The first thing I do when I arrive is walk on the treadmill for 10 minutes and read my scriptures.
This sounds insignificant but I have noticed this "preworkout scripture study" time is one of the most revelation flowing sessions I have of the day.
I am not sure why that is. Now if you remember I am at a gym. I am surrounded by people in workout clothes, pop-fitness music is playing and Televisions are broadcasting overhead.
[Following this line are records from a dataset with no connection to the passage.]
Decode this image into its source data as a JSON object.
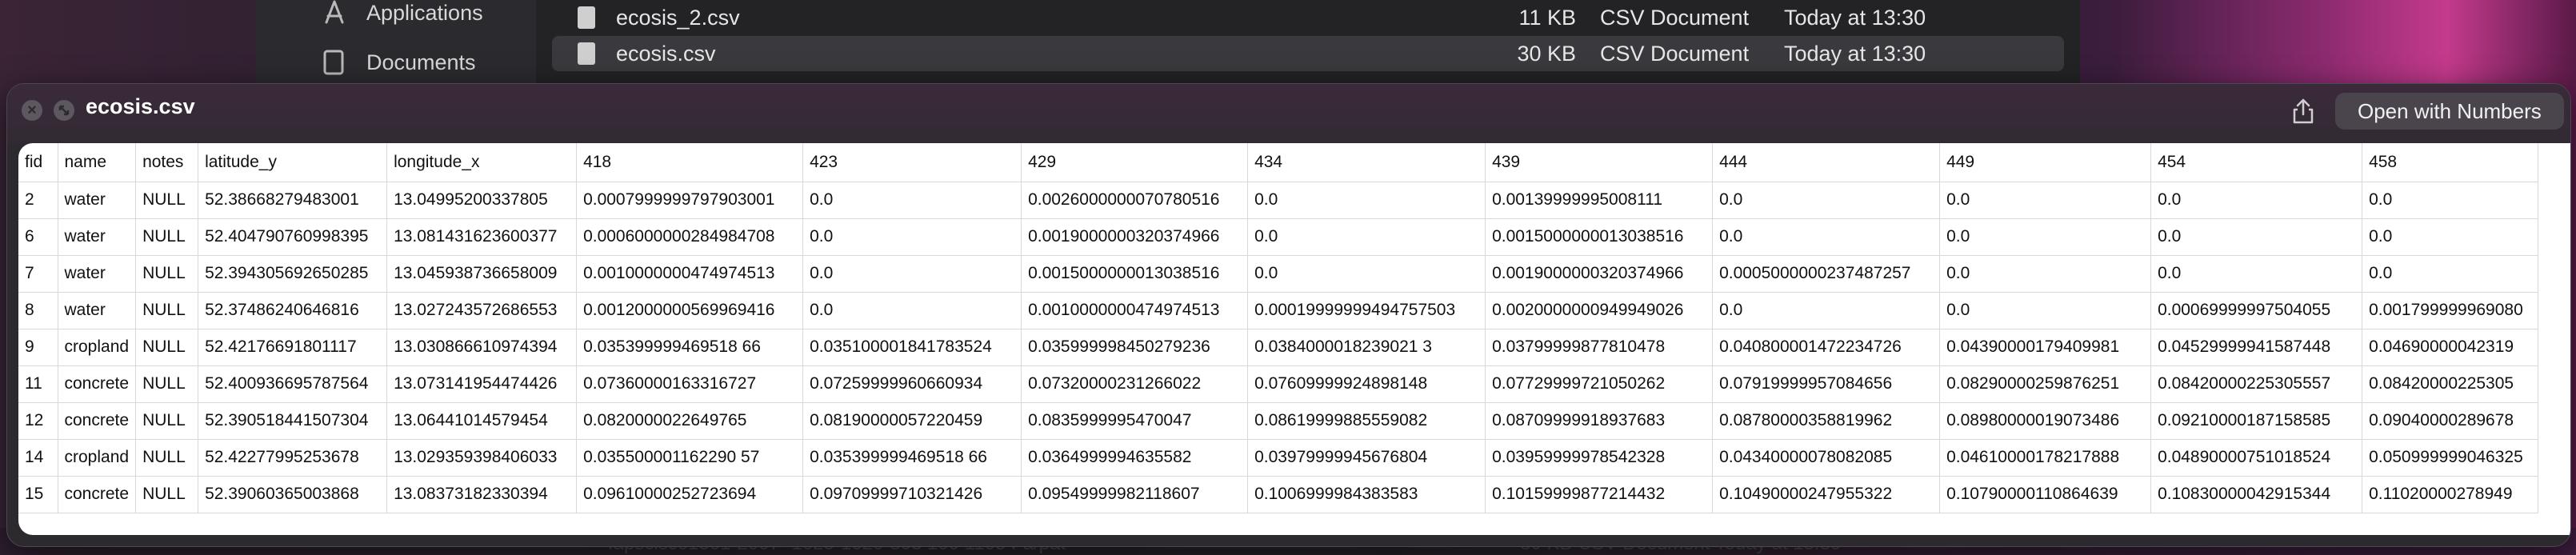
{
  "finder": {
    "sidebar": [
      {
        "label": "Applications",
        "icon": "applications-icon"
      },
      {
        "label": "Documents",
        "icon": "documents-icon"
      }
    ],
    "files": [
      {
        "name": "ecosis_2.csv",
        "size": "11 KB",
        "kind": "CSV Document",
        "date": "Today at 13:30",
        "selected": false
      },
      {
        "name": "ecosis.csv",
        "size": "30 KB",
        "kind": "CSV Document",
        "date": "Today at 13:30",
        "selected": true
      }
    ]
  },
  "quicklook": {
    "title": "ecosis.csv",
    "open_button": "Open with Numbers",
    "share_icon": "share-icon",
    "close_icon": "close-icon",
    "fullscreen_icon": "fullscreen-icon"
  },
  "table": {
    "headers": [
      "fid",
      "name",
      "notes",
      "latitude_y",
      "longitude_x",
      "418",
      "423",
      "429",
      "434",
      "439",
      "444",
      "449",
      "454",
      "458"
    ],
    "rows": [
      [
        "2",
        "water",
        "NULL",
        "52.38668279483001",
        "13.04995200337805",
        "0.0007999999797903001",
        "0.0",
        "0.0026000000070780516",
        "0.0",
        "0.00139999995008111",
        "0.0",
        "0.0",
        "0.0",
        "0.0"
      ],
      [
        "6",
        "water",
        "NULL",
        "52.404790760998395",
        "13.081431623600377",
        "0.0006000000284984708",
        "0.0",
        "0.0019000000320374966",
        "0.0",
        "0.0015000000013038516",
        "0.0",
        "0.0",
        "0.0",
        "0.0"
      ],
      [
        "7",
        "water",
        "NULL",
        "52.394305692650285",
        "13.045938736658009",
        "0.0010000000474974513",
        "0.0",
        "0.0015000000013038516",
        "0.0",
        "0.0019000000320374966",
        "0.0005000000237487257",
        "0.0",
        "0.0",
        "0.0"
      ],
      [
        "8",
        "water",
        "NULL",
        "52.37486240646816",
        "13.027243572686553",
        "0.0012000000569969416",
        "0.0",
        "0.0010000000474974513",
        "0.00019999999494757503",
        "0.0020000000949949026",
        "0.0",
        "0.0",
        "0.00069999997504055",
        "0.001799999969080"
      ],
      [
        "9",
        "cropland",
        "NULL",
        "52.42176691801117",
        "13.030866610974394",
        "0.035399999469518 66",
        "0.035100001841783524",
        "0.035999998450279236",
        "0.0384000018239021 3",
        "0.03799999877810478",
        "0.040800001472234726",
        "0.04390000179409981",
        "0.04529999941587448",
        "0.04690000042319"
      ],
      [
        "11",
        "concrete",
        "NULL",
        "52.400936695787564",
        "13.073141954474426",
        "0.07360000163316727",
        "0.07259999960660934",
        "0.07320000231266022",
        "0.07609999924898148",
        "0.07729999721050262",
        "0.07919999957084656",
        "0.08290000259876251",
        "0.08420000225305557",
        "0.08420000225305"
      ],
      [
        "12",
        "concrete",
        "NULL",
        "52.390518441507304",
        "13.06441014579454",
        "0.0820000022649765",
        "0.08190000057220459",
        "0.0835999995470047",
        "0.08619999885559082",
        "0.08709999918937683",
        "0.08780000358819962",
        "0.08980000019073486",
        "0.09210000187158585",
        "0.09040000289678"
      ],
      [
        "14",
        "cropland",
        "NULL",
        "52.42277995253678",
        "13.029359398406033",
        "0.035500001162290 57",
        "0.035399999469518 66",
        "0.0364999994635582",
        "0.03979999945676804",
        "0.03959999978542328",
        "0.04340000078082085",
        "0.04610000178217888",
        "0.04890000751018524",
        "0.050999999046325"
      ],
      [
        "15",
        "concrete",
        "NULL",
        "52.39060365003868",
        "13.08373182330394",
        "0.09610000252723694",
        "0.09709999710321426",
        "0.09549999982118607",
        "0.1006999984383583",
        "0.10159999877214432",
        "0.10490000247955322",
        "0.10790000110864639",
        "0.10830000042915344",
        "0.11020000278949"
      ]
    ]
  },
  "ghost": {
    "a": "fapsclsc01301-2007- 1025-1020-303 100 1103 Fa/pat",
    "b": "30 KB   CSV Document   Today at 13:30"
  }
}
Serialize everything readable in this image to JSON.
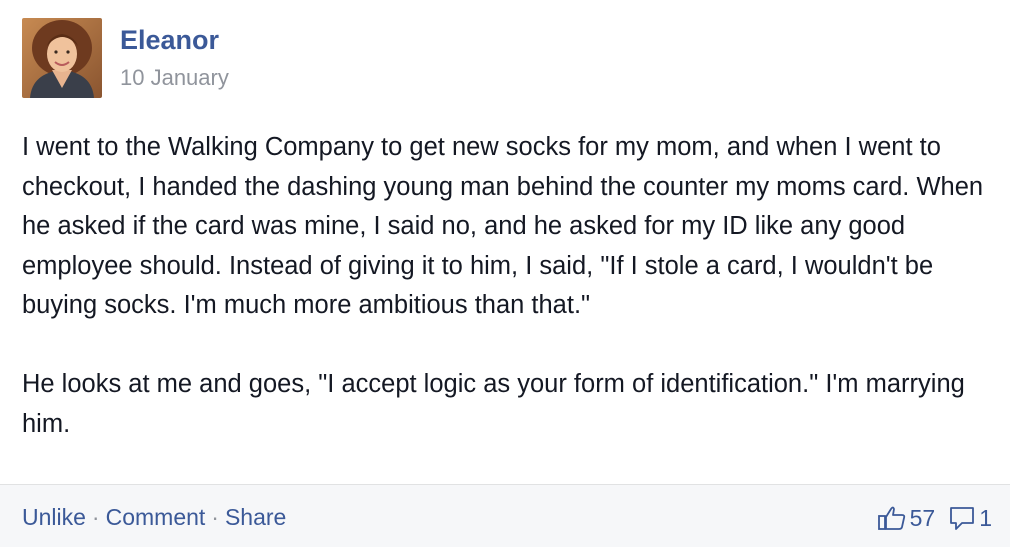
{
  "post": {
    "author": "Eleanor",
    "date": "10 January",
    "avatar": "profile-photo",
    "paragraphs": [
      "I went to the Walking Company to get new socks for my mom, and when I went to checkout, I handed the dashing young man behind the counter my moms card. When he asked if the card was mine, I said no, and he asked for my ID like any good employee should. Instead of giving it to him, I said, \"If I stole a card, I wouldn't be buying socks. I'm much more ambitious than that.\"",
      "He looks at me and goes, \"I accept logic as your form of identification.\" I'm marrying him."
    ]
  },
  "actions": {
    "unlike": "Unlike",
    "comment": "Comment",
    "share": "Share",
    "separator": "·"
  },
  "stats": {
    "likes": "57",
    "comments": "1",
    "like_icon": "thumbs-up-icon",
    "comment_icon": "comment-bubble-icon"
  },
  "colors": {
    "link": "#3b5998",
    "muted": "#90949c",
    "text": "#141823",
    "footer_bg": "#f6f7f9"
  }
}
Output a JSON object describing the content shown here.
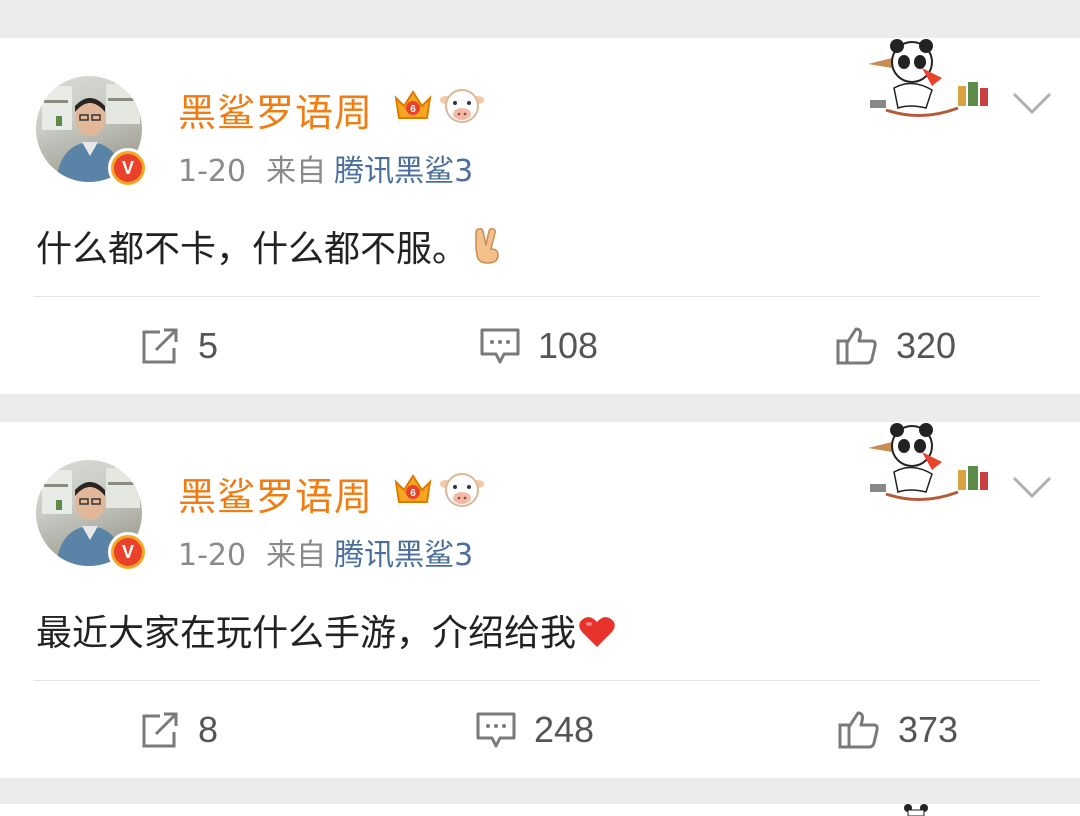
{
  "posts": [
    {
      "username": "黑鲨罗语周",
      "date": "1-20",
      "from_label": "来自",
      "source": "腾讯黑鲨3",
      "verified_badge": "V",
      "content": "什么都不卡，什么都不服。",
      "content_emoji": "victory-hand-icon",
      "reposts": "5",
      "comments": "108",
      "likes": "320"
    },
    {
      "username": "黑鲨罗语周",
      "date": "1-20",
      "from_label": "来自",
      "source": "腾讯黑鲨3",
      "verified_badge": "V",
      "content": "最近大家在玩什么手游，介绍给我",
      "content_emoji": "red-heart-icon",
      "reposts": "8",
      "comments": "248",
      "likes": "373"
    }
  ],
  "colors": {
    "username": "#f07c12",
    "source_link": "#4a6f9c",
    "meta": "#8a8a8a",
    "background": "#ececec",
    "card": "#ffffff"
  }
}
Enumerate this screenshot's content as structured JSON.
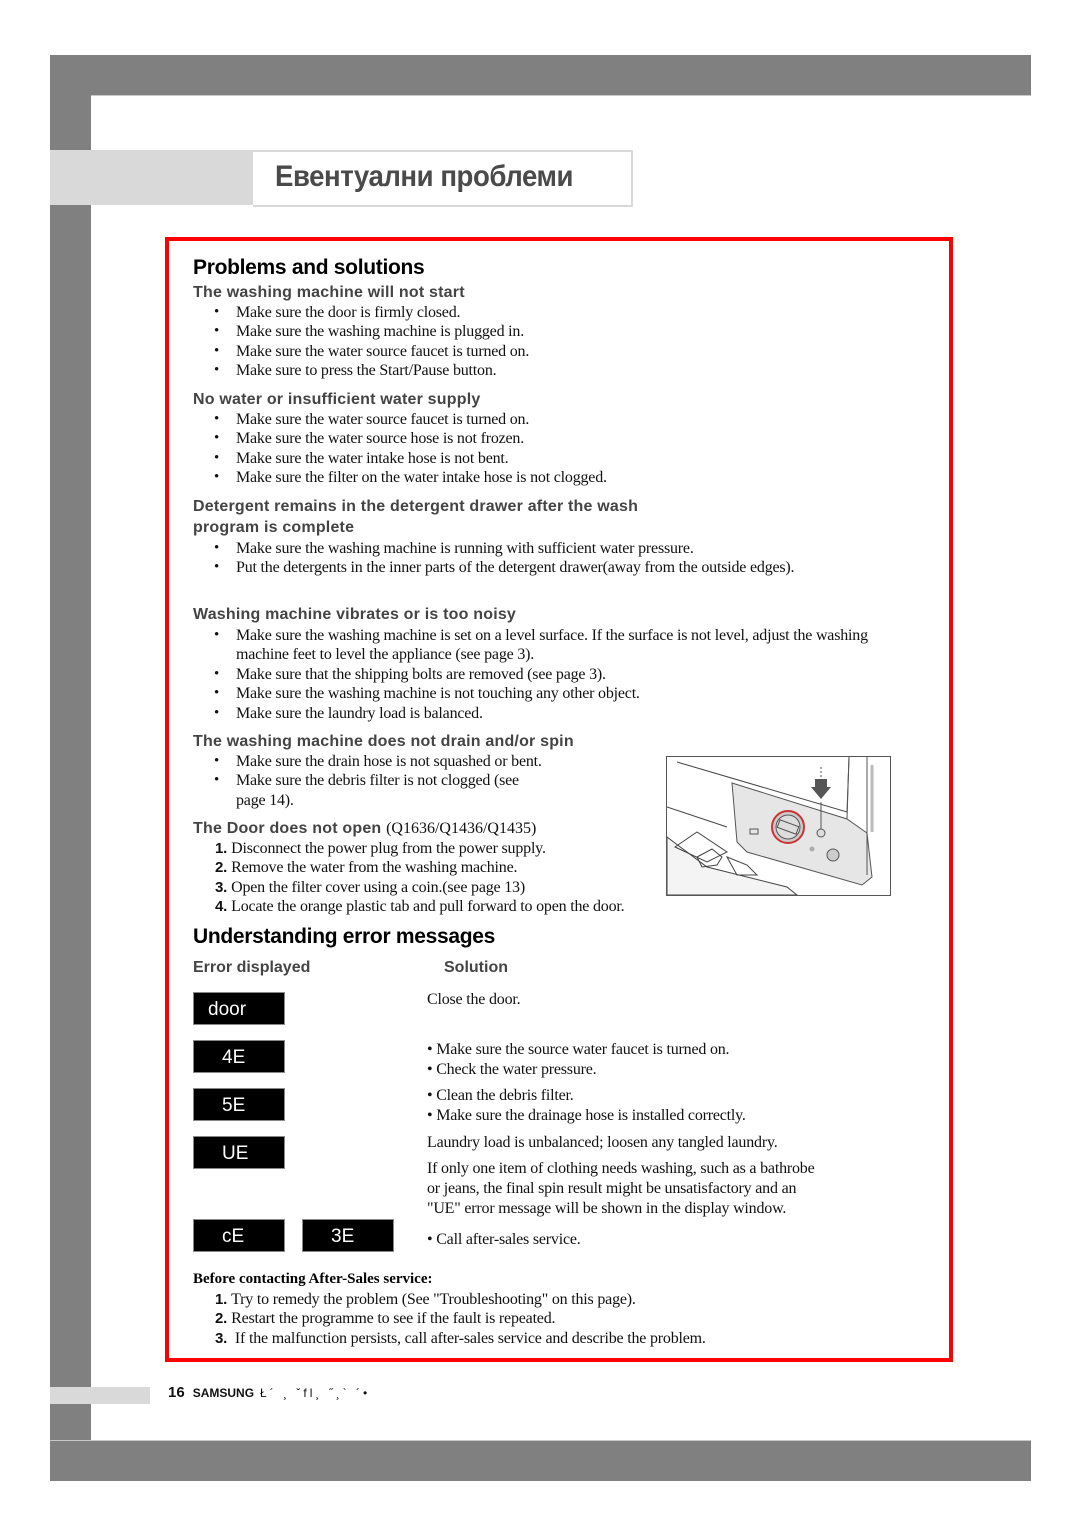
{
  "page": {
    "title": "Евентуални проблеми",
    "footer": {
      "page_number": "16",
      "brand": "SAMSUNG",
      "garbled_text": "Ł´ ¸ ˇfl¸   ˝¸`   ´•"
    },
    "accent_color": "#ff0000"
  },
  "problems": {
    "heading": "Problems and solutions",
    "sections": [
      {
        "title": "The washing machine will not start",
        "items": [
          "Make sure the door is firmly closed.",
          "Make sure the washing machine is plugged in.",
          "Make sure the water source faucet is turned on.",
          "Make sure to press the Start/Pause button."
        ]
      },
      {
        "title": "No water or insufficient water supply",
        "items": [
          "Make sure the water source faucet is turned on.",
          "Make sure the water source hose is not frozen.",
          "Make sure the water intake hose is not bent.",
          "Make sure the filter on the water intake hose is not clogged."
        ]
      },
      {
        "title_line1": "Detergent remains in the detergent drawer after the wash",
        "title_line2": "program is complete",
        "items": [
          "Make sure the washing machine is running with sufficient water pressure.",
          "Put the detergents in the inner parts of the detergent drawer(away from the outside edges)."
        ]
      },
      {
        "title": "Washing machine vibrates or is too noisy",
        "items": [
          "Make sure the washing machine is set on a level surface.  If the surface is not level, adjust the washing machine feet to level the appliance (see page 3).",
          "Make sure that the shipping bolts are removed (see page 3).",
          "Make sure the washing machine is not touching any other object.",
          "Make sure the laundry load is balanced."
        ]
      },
      {
        "title": "The washing machine does not drain and/or spin",
        "items": [
          "Make sure the drain hose is not squashed or bent.",
          "Make sure the debris filter is not clogged (see page 14)."
        ]
      }
    ],
    "door": {
      "title": "The Door does not open",
      "models": "(Q1636/Q1436/Q1435)",
      "steps": [
        {
          "n": "1.",
          "text": "Disconnect the power plug from the power supply."
        },
        {
          "n": "2.",
          "text": "Remove the water from the washing machine."
        },
        {
          "n": "3.",
          "text": "Open the filter cover using a coin.(see page 13)"
        },
        {
          "n": "4.",
          "text": "Locate the orange plastic tab and pull forward to open the door."
        }
      ],
      "illustration": "filter-cover-illustration"
    }
  },
  "errors": {
    "heading": "Understanding error messages",
    "col_error": "Error displayed",
    "col_solution": "Solution",
    "rows": [
      {
        "codes": [
          "door"
        ],
        "solution": [
          "Close the door."
        ]
      },
      {
        "codes": [
          "4E"
        ],
        "solution": [
          "• Make sure the source water faucet is turned on.",
          "• Check the water pressure."
        ]
      },
      {
        "codes": [
          "5E"
        ],
        "solution": [
          "• Clean the debris filter.",
          "• Make sure the drainage hose is installed correctly."
        ]
      },
      {
        "codes": [
          "UE"
        ],
        "solution": [
          "Laundry load is unbalanced; loosen any tangled laundry.",
          "If only one item of clothing needs washing, such as a bathrobe",
          "or jeans, the final spin result might be unsatisfactory and an",
          "\"UE\" error message will be shown in the display window."
        ]
      },
      {
        "codes": [
          "cE",
          "3E"
        ],
        "solution": [
          "• Call after-sales service."
        ]
      }
    ]
  },
  "after_sales": {
    "heading": "Before contacting After-Sales service:",
    "steps": [
      {
        "n": "1.",
        "text": "Try to remedy the problem (See \"Troubleshooting\" on this page)."
      },
      {
        "n": "2.",
        "text": "Restart the programme to see if the fault is repeated."
      },
      {
        "n": "3.",
        "text": " If the malfunction persists, call after-sales service and describe the problem."
      }
    ]
  }
}
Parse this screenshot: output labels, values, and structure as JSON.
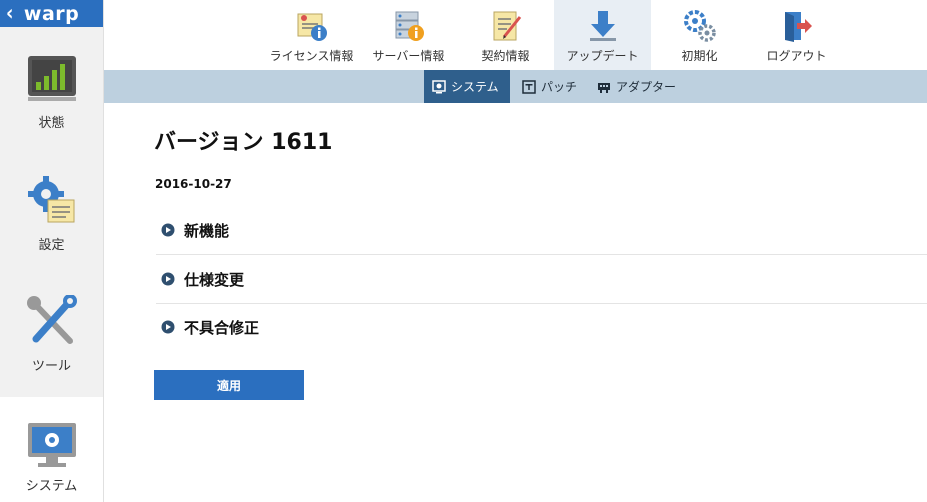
{
  "brand": {
    "name": "warp"
  },
  "sidebar": {
    "items": [
      {
        "label": "状態",
        "icon": "bar-chart-icon"
      },
      {
        "label": "設定",
        "icon": "gear-settings-icon"
      },
      {
        "label": "ツール",
        "icon": "tools-icon"
      },
      {
        "label": "システム",
        "icon": "monitor-gear-icon"
      }
    ]
  },
  "tabs": [
    {
      "label": "ライセンス情報",
      "icon": "license-info-icon"
    },
    {
      "label": "サーバー情報",
      "icon": "server-info-icon"
    },
    {
      "label": "契約情報",
      "icon": "contract-icon"
    },
    {
      "label": "アップデート",
      "icon": "download-icon"
    },
    {
      "label": "初期化",
      "icon": "gears-icon"
    },
    {
      "label": "ログアウト",
      "icon": "logout-icon"
    }
  ],
  "subtabs": [
    {
      "label": "システム",
      "icon": "system-icon"
    },
    {
      "label": "パッチ",
      "icon": "patch-icon"
    },
    {
      "label": "アダプター",
      "icon": "adapter-icon"
    }
  ],
  "content": {
    "title": "バージョン 1611",
    "date": "2016-10-27",
    "sections": [
      {
        "label": "新機能"
      },
      {
        "label": "仕様変更"
      },
      {
        "label": "不具合修正"
      }
    ],
    "apply_label": "適用"
  },
  "colors": {
    "accent": "#2b6fbf",
    "subnav_bg": "#bdd0df",
    "subnav_active": "#2f5f8c"
  }
}
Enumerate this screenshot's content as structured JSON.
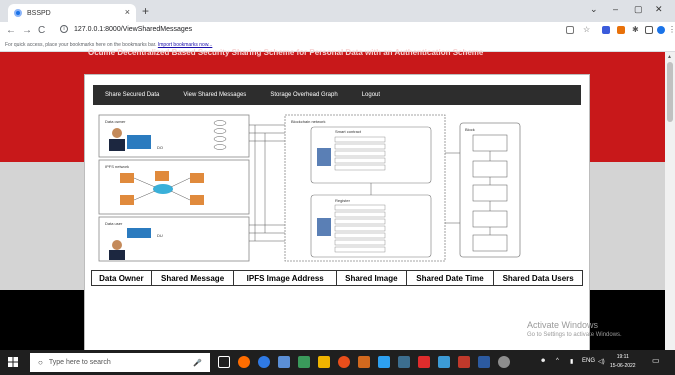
{
  "browser": {
    "tab_title": "BSSPD",
    "close_glyph": "×",
    "new_tab_glyph": "+",
    "url": "127.0.0.1:8000/ViewSharedMessages",
    "back_glyph": "←",
    "forward_glyph": "→",
    "reload_glyph": "C",
    "bookmarks_text": "For quick access, place your bookmarks here on the bookmarks bar.",
    "bookmarks_link": "Import bookmarks now...",
    "min_glyph": "–",
    "max_glyph": "▢",
    "close_window_glyph": "✕",
    "chevron_glyph": "⌄"
  },
  "page": {
    "header_title": "Ocume Decentralized Based Security Sharing Scheme for Personal Data with an Authentication Scheme",
    "menu": [
      "Share Secured Data",
      "View Shared Messages",
      "Storage Overhead Graph",
      "Logout"
    ],
    "table_headers": [
      "Data Owner",
      "Shared Message",
      "IPFS Image Address",
      "Shared Image",
      "Shared Date Time",
      "Shared Data Users"
    ]
  },
  "diagram_labels": {
    "data_owner": "Data owner",
    "ipfs_network": "IPFS network",
    "data_user": "Data user",
    "blockchain": "Blockchain network",
    "sc_contract": "Smart contract",
    "login_register": "Register",
    "block": "Block",
    "dc_label": "DO",
    "du_label": "DU"
  },
  "overlay": {
    "activate_title": "Activate Windows",
    "activate_sub": "Go to Settings to activate Windows."
  },
  "taskbar": {
    "search_placeholder": "Type here to search",
    "time": "19:11",
    "date": "15-06-2022",
    "lang": "ENG"
  },
  "colors": {
    "header_red": "#c8181a",
    "menu_bg": "#2d2d2d"
  }
}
It isn't an environment that a person would usually feel the spirit.
So why is it that I feel that great "mysteries of God" are revealed to me in those short sessions right before my workout?
I have thought about this alot.
Shouldn't it be only that only quiet moments in the temple are when I get that inspiration?
Shouldn't it be when I am completely away from the worlds influence in all it's forms and I have fasted and prayed or when I am at church?
Why in a stinky gym with music playing, with TV's broadcasting would I have very tender revelations?
The other day it occurred to me.
Sacrificing a tiny slice of my early morning workout time (I get up at 4:45 again it is not easy) to read my scriptures is my own form of a personal tithe or my own "widows mite." I don't always have a lot to offer to the Lord but my workout time is something that its truly something of worth to me.
Reading 10 minutes may seem insignificant but I feel the Lord blesses me for it.
I try to also read at other times during the day but this is what I do to make sure I get it in before anything else and to make a special offering before the Lord each day.
One of my sessions this week I read Mosiah Chapter 1. King Benjamin is talking to his sons about the Plates of Brass so essentially the "scriptures" hes says:
"My sons, I would that ye should remember that were it not for these plates, which contain these records and these commandments, we must have suffered in ignorance, even at this present time, not knowing the mysteries of God."
I had never considered not reading the scriptures as "suffering in ignorance". But as I contemplated all the glorious truths of the gospel and the great things that we have learned from the scriptures, not even to mention the guidance of revelation or "mysteries of God" in my personal life then yes the word suffering would fit that state of absence without these things very much.
I can't imagine life without what the gospel brings me and not only the gospel but the additional "mysteries of God" or these little slices of personal revelation that I get when I feel connected and doing what I know is right and reading the scriptures.
So yes even in a stinky gym, with pop fitness music playing and television broadcasting while reading scriptures we can feel the spirit!